Auch Mutter Martina, gelernte Altenpflegerin, ist froh über den unermüdlichen Einsatz ihrer Kinder für die Landwirtschaft. „Markus hat sich schon als Kind zum Geburtstag, zu Weihnachten und sogar zur Kommunion immer ein Tier gewünscht – zum Beispiel eine Pute oder Ente.“ Diese Tierliebe sei geblieben und das Schlachten sei ihm anfangs auch nicht leicht gefallen, weiß Martina. Markus selbst, der gerade in der Abendschule auch noch die Ausbildung zum Landwirt absolviert, ordnet sein Handeln in das Konzept des ewigen Kreislaufs ein. „Ich füttere die Tiere vom ersten Tag an, und wenn die Zeit kommt, kann ich sie sinnvoll verwenden.
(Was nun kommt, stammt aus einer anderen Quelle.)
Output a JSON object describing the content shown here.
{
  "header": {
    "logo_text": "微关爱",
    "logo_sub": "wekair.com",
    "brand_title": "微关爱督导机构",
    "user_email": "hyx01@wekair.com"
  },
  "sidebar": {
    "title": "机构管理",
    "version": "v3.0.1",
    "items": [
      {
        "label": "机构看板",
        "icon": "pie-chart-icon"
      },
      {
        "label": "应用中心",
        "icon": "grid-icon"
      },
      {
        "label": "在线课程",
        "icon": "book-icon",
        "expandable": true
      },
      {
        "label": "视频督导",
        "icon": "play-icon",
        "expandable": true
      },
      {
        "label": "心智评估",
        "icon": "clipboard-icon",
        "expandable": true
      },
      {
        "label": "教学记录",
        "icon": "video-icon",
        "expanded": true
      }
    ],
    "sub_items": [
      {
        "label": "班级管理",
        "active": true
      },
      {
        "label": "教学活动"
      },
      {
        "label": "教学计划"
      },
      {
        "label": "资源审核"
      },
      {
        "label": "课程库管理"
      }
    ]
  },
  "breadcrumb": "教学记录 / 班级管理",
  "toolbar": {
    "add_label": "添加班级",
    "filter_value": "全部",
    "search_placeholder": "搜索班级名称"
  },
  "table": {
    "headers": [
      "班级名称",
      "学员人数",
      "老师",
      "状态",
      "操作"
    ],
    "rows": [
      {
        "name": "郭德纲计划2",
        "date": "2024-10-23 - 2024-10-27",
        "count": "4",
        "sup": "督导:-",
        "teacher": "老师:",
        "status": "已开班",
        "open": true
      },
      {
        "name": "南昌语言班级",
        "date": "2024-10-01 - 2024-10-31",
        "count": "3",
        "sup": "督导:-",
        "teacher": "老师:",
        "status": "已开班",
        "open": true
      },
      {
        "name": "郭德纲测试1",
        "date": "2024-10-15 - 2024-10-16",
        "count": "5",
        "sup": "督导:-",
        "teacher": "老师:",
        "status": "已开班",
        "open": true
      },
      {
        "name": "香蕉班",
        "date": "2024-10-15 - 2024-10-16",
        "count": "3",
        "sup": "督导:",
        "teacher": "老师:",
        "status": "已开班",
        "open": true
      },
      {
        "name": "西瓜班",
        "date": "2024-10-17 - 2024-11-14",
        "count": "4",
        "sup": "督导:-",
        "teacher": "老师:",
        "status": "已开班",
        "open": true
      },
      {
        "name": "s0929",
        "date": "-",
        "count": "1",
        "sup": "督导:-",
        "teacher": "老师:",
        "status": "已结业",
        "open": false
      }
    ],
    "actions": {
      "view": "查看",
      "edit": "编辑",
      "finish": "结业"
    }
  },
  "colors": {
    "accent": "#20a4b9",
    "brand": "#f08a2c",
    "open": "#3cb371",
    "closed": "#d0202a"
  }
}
Sie sind Nutztiere.“ Legehennen bleiben etwa 20 bis 22 Monate am Hof und werden dann großteils zu Suppenhühnern. Seine Masthähnchen werden mit zwölf bis 14 Wochen geschlachtet, die Puten mit 20 bis 25 Wochen. Wichtig sei es ihm, die Tiere selbst zu schlachten. „Ich will nicht, dass sie in Kisten herumgefahren werden und nach Benzin stinken. Und ich will, dass sie beim Schlachten nicht verletzt werden und dabei ein eigenes Tempo möglich ist.“ 

 

Alle 14 Tage fährt Martina in die Oberpfalz, um neue Eintagsküken aus der Brüterei zu holen. Doch auch diese Station will Markus Fesl in Zukunft auf dem eigenen Hof installieren. Den Raum für eine Brüterei hat er schon gebaut, nun arbeitet er noch an den Plänen für ein praxistaugliches System. Puten und Hähnchen sollen dann künftig hier auf dem Fesl-Hof schlüpfen.